Zone Seven: We see you at the base of Mt. Rainier, Enumclaw, Washington, population 11,654 (Go Hornets!) As April’s Zone Seven representative Pierce County gardeners look for an end to winter’s interminable rain and a start to…spring’s warmer rain. Ah, life in the Pacific Northwest. This is Mulch Month for Zone Seven. Also, time to put those gorgeous azaleas and rhododendrons out. Make sure your color choices complement your garden design.
Zone Eight: Hello, Forks, Washington. The Twilight series vampires live here and so do 3,783 warm-blooded humans (Go Spartans!) As our Zone Eight representatives, this is the time of year to give flowers and veggies some liquid seaweed or compost tea. Basil’s month is April, so make sure and get some in the ground. Also, Clallam County gardeners should sow calla, caladium, glads, and waterlilies this month.
Zone Nine: Ahoy, Seaside, Oregon, population 6,685 residents (Go Seagulls!) and almost as many tourists on the beach. Members of the Clatsop County Master Gardeners need to know April is slug and snail month. Get them out of your garden in the morning and at dusk. Then, plant summer bedding plants. These include petunias, wax begonias, lisianthus, and impatiens. Finally, go flower crazy! Almost anything you like to see in a flower garden is plantable this month. Nasturtiums, portulaca, marigolds, salvias, amaranthus, sunflowers, vinca, and zinnias are on the clock. Perennials, such as ornamental alliums, bellflowers, coreopsis, daisies, yarrow, perennial geraniums, daylilies, penstemon, and statice can all go in the ground at once! This is probably Zone Nine’s busiest month.
Zone Ten: Finally, our good friends in Carpinteria, California check-in, all 13,684 of them (Go Warriors!) Some of the nation’s most hospitable weather is found in Santa Barbara County, and some of the most committed gardeners are found there, as well.
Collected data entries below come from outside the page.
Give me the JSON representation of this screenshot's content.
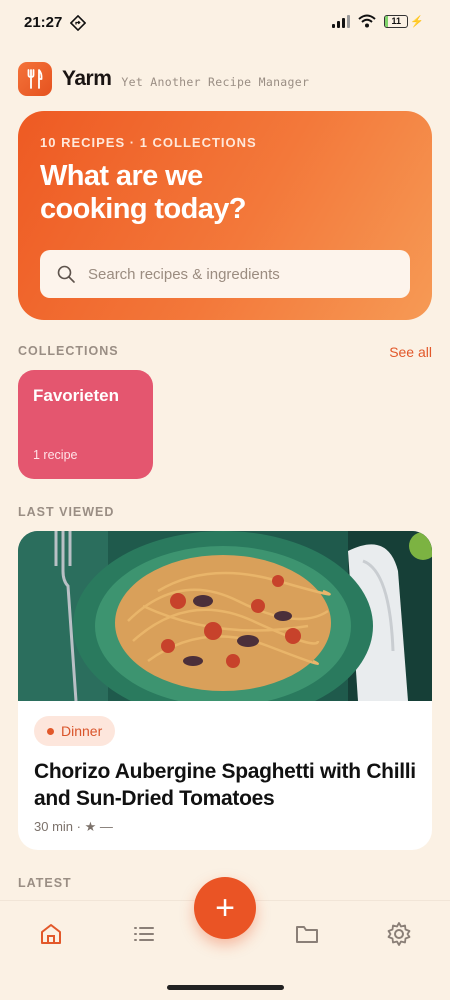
{
  "status_bar": {
    "time": "21:27",
    "battery_level": "11",
    "battery_fraction": 0.11,
    "icons": [
      "navigation-icon",
      "signal-icon",
      "wifi-icon",
      "battery-icon",
      "charging-icon"
    ]
  },
  "app": {
    "name": "Yarm",
    "tagline": "Yet Another Recipe Manager"
  },
  "hero": {
    "meta": "10 RECIPES · 1 COLLECTIONS",
    "title_line1": "What are we",
    "title_line2": "cooking today?",
    "search_placeholder": "Search recipes & ingredients"
  },
  "collections": {
    "heading": "COLLECTIONS",
    "see_all": "See all",
    "items": [
      {
        "name": "Favorieten",
        "count": "1 recipe",
        "color": "#e4566f"
      }
    ]
  },
  "last_viewed": {
    "heading": "LAST VIEWED",
    "recipe": {
      "tag": "Dinner",
      "title": "Chorizo Aubergine Spaghetti with Chilli and Sun-Dried Tomatoes",
      "meta": "30 min · ★ —"
    }
  },
  "latest": {
    "heading": "LATEST"
  },
  "tab_bar": {
    "tabs": [
      "home-icon",
      "list-icon",
      "add-icon",
      "folder-icon",
      "settings-icon"
    ],
    "fab_label": "+"
  },
  "colors": {
    "accent": "#ea5425",
    "background": "#fbf1e4",
    "collection": "#e4566f"
  }
}
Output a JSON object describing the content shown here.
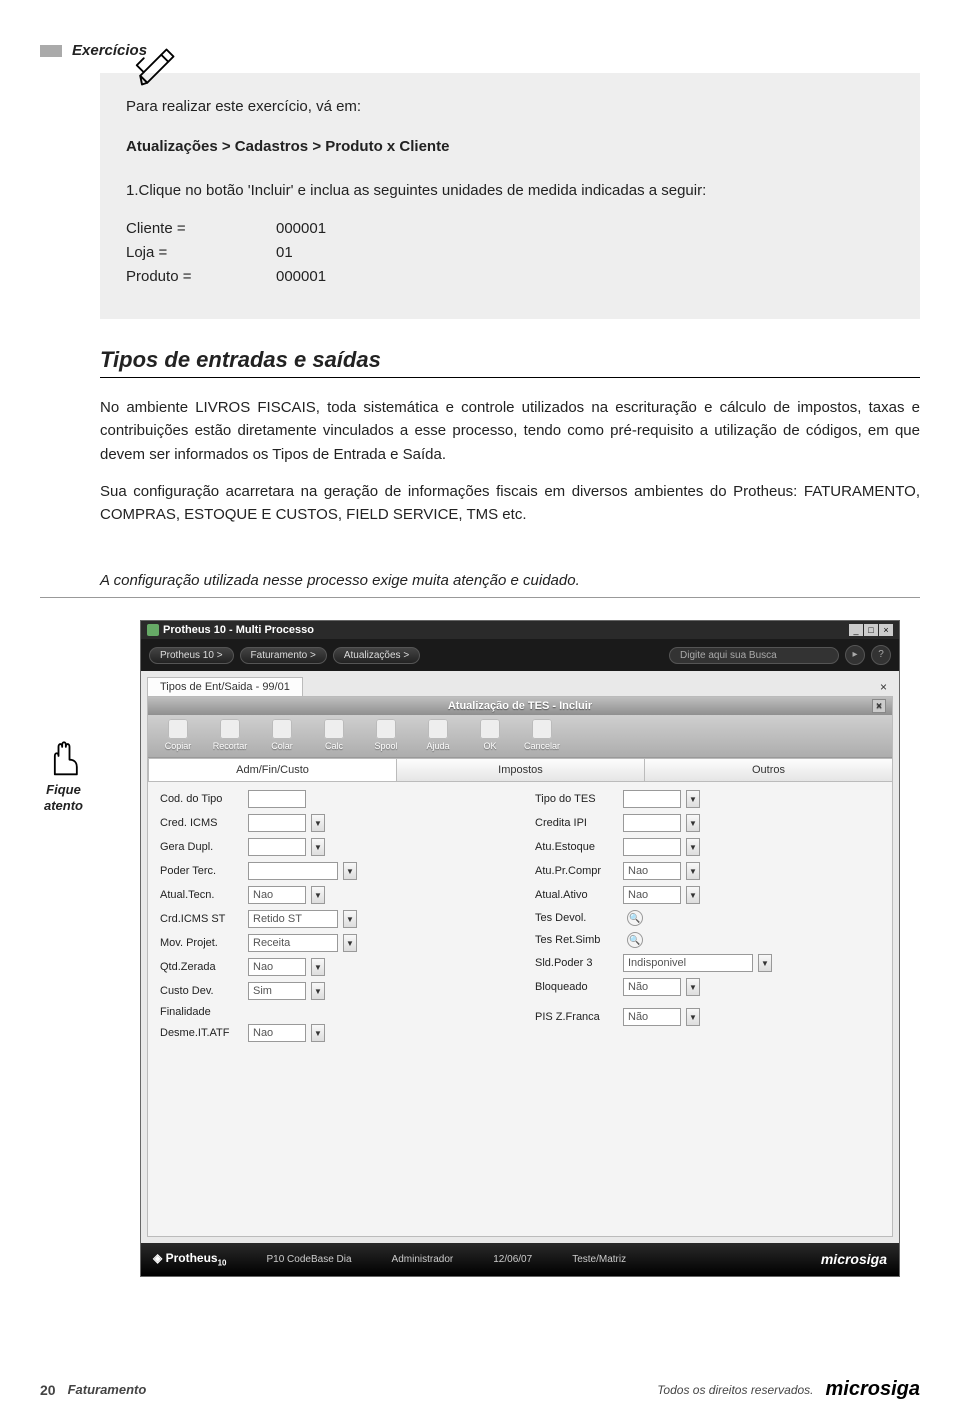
{
  "header": {
    "exercisesLabel": "Exercícios"
  },
  "exercise": {
    "intro": "Para realizar este exercício, vá em:",
    "navpath": "Atualizações > Cadastros > Produto x Cliente",
    "step1": "1.Clique no botão 'Incluir' e inclua as seguintes unidades de medida indicadas a seguir:",
    "rows": [
      {
        "label": "Cliente =",
        "value": "000001"
      },
      {
        "label": "Loja =",
        "value": "01"
      },
      {
        "label": "Produto =",
        "value": "000001"
      }
    ]
  },
  "section": {
    "title": "Tipos de entradas e saídas",
    "p1": "No ambiente LIVROS FISCAIS, toda sistemática e controle utilizados na escrituração e cálculo de impostos, taxas e contribuições estão diretamente vinculados a esse processo, tendo como pré-requisito a utilização de códigos, em que devem ser informados os Tipos de Entrada e Saída.",
    "p2": "Sua configuração acarretara na geração de informações fiscais em diversos ambientes do Protheus: FATURAMENTO, COMPRAS, ESTOQUE E CUSTOS, FIELD SERVICE, TMS etc."
  },
  "attention": {
    "label1": "Fique",
    "label2": "atento",
    "text": "A configuração utilizada nesse processo exige muita atenção e cuidado."
  },
  "app": {
    "title": "Protheus 10 - Multi Processo",
    "crumbs": [
      "Protheus 10 >",
      "Faturamento >",
      "Atualizações >"
    ],
    "searchPlaceholder": "Digite aqui sua Busca",
    "docTab": "Tipos de Ent/Saida - 99/01",
    "innerTitle": "Atualização de TES - Incluir",
    "toolbar": [
      "Copiar",
      "Recortar",
      "Colar",
      "Calc",
      "Spool",
      "Ajuda",
      "OK",
      "Cancelar"
    ],
    "formTabs": [
      "Adm/Fin/Custo",
      "Impostos",
      "Outros"
    ],
    "fieldsLeft": [
      {
        "label": "Cod. do Tipo",
        "value": "",
        "size": "sm",
        "dd": false
      },
      {
        "label": "Cred. ICMS",
        "value": "",
        "size": "sm",
        "dd": true
      },
      {
        "label": "Gera Dupl.",
        "value": "",
        "size": "sm",
        "dd": true
      },
      {
        "label": "Poder Terc.",
        "value": "",
        "size": "md",
        "dd": true
      },
      {
        "label": "Atual.Tecn.",
        "value": "Nao",
        "size": "sm",
        "dd": true
      },
      {
        "label": "Crd.ICMS ST",
        "value": "Retido ST",
        "size": "md",
        "dd": true
      },
      {
        "label": "Mov. Projet.",
        "value": "Receita",
        "size": "md",
        "dd": true
      },
      {
        "label": "Qtd.Zerada",
        "value": "Nao",
        "size": "sm",
        "dd": true
      },
      {
        "label": "Custo Dev.",
        "value": "Sim",
        "size": "sm",
        "dd": true
      },
      {
        "label": "Finalidade",
        "value": "",
        "size": "none",
        "dd": false
      },
      {
        "label": "Desme.IT.ATF",
        "value": "Nao",
        "size": "sm",
        "dd": true
      }
    ],
    "fieldsRight": [
      {
        "label": "Tipo do TES",
        "value": "",
        "size": "sm",
        "dd": true,
        "mag": false
      },
      {
        "label": "Credita IPI",
        "value": "",
        "size": "sm",
        "dd": true,
        "mag": false
      },
      {
        "label": "Atu.Estoque",
        "value": "",
        "size": "sm",
        "dd": true,
        "mag": false
      },
      {
        "label": "Atu.Pr.Compr",
        "value": "Nao",
        "size": "sm",
        "dd": true,
        "mag": false
      },
      {
        "label": "Atual.Ativo",
        "value": "Nao",
        "size": "sm",
        "dd": true,
        "mag": false
      },
      {
        "label": "Tes Devol.",
        "value": "",
        "size": "none",
        "dd": false,
        "mag": true
      },
      {
        "label": "Tes Ret.Simb",
        "value": "",
        "size": "none",
        "dd": false,
        "mag": true
      },
      {
        "label": "Sld.Poder 3",
        "value": "Indisponivel",
        "size": "lg",
        "dd": true,
        "mag": false
      },
      {
        "label": "Bloqueado",
        "value": "Não",
        "size": "sm",
        "dd": true,
        "mag": false
      },
      {
        "label": "",
        "value": "",
        "size": "none",
        "dd": false,
        "mag": false
      },
      {
        "label": "PIS Z.Franca",
        "value": "Não",
        "size": "sm",
        "dd": true,
        "mag": false
      }
    ],
    "status": {
      "logo": "Protheus",
      "logoSub": "10",
      "items": [
        "P10 CodeBase Dia",
        "Administrador",
        "12/06/07",
        "Teste/Matriz"
      ],
      "brand": "microsiga"
    }
  },
  "footer": {
    "page": "20",
    "title": "Faturamento",
    "rights": "Todos os direitos reservados.",
    "brand": "microsiga"
  }
}
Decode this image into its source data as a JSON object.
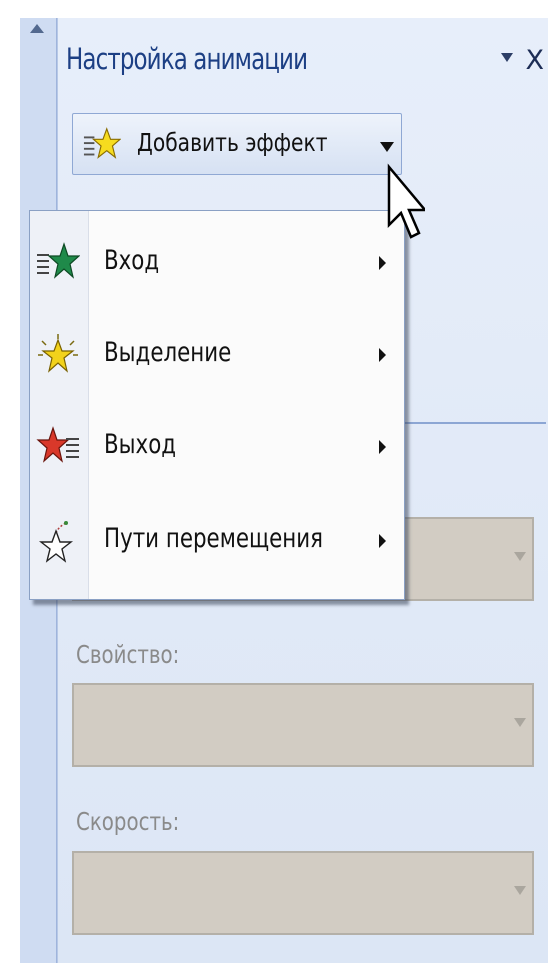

This is the zone on our April roster where protection from the heat is an issue (The folks in Fort Kent should be so fortunate.) Plant perennials so they settle before summer’s heat arrives. Be sure to give them lots of cool water. This part of California is the breadbasket of America, so try some edible plants. These would include malanga and gingerroot. You’ll thank us next winter. As far as flowers are concerned, you are bounded only by the limits of your imagination. (I think Willie Wonka said that.) At any rate, plant heat-loving bedding plants, such as vinca, strawflowers, blanket flowers, and gazanias.
That’s April in the great outdoors, boys and girls. We hope this gave you some small, modern, gardening ideas. Or, if you are lucky enough, large, modern gardening ideas. Get out there and make your part of the world beautiful. The garden awaits your tender touch. Let it know you haven’t forgotten.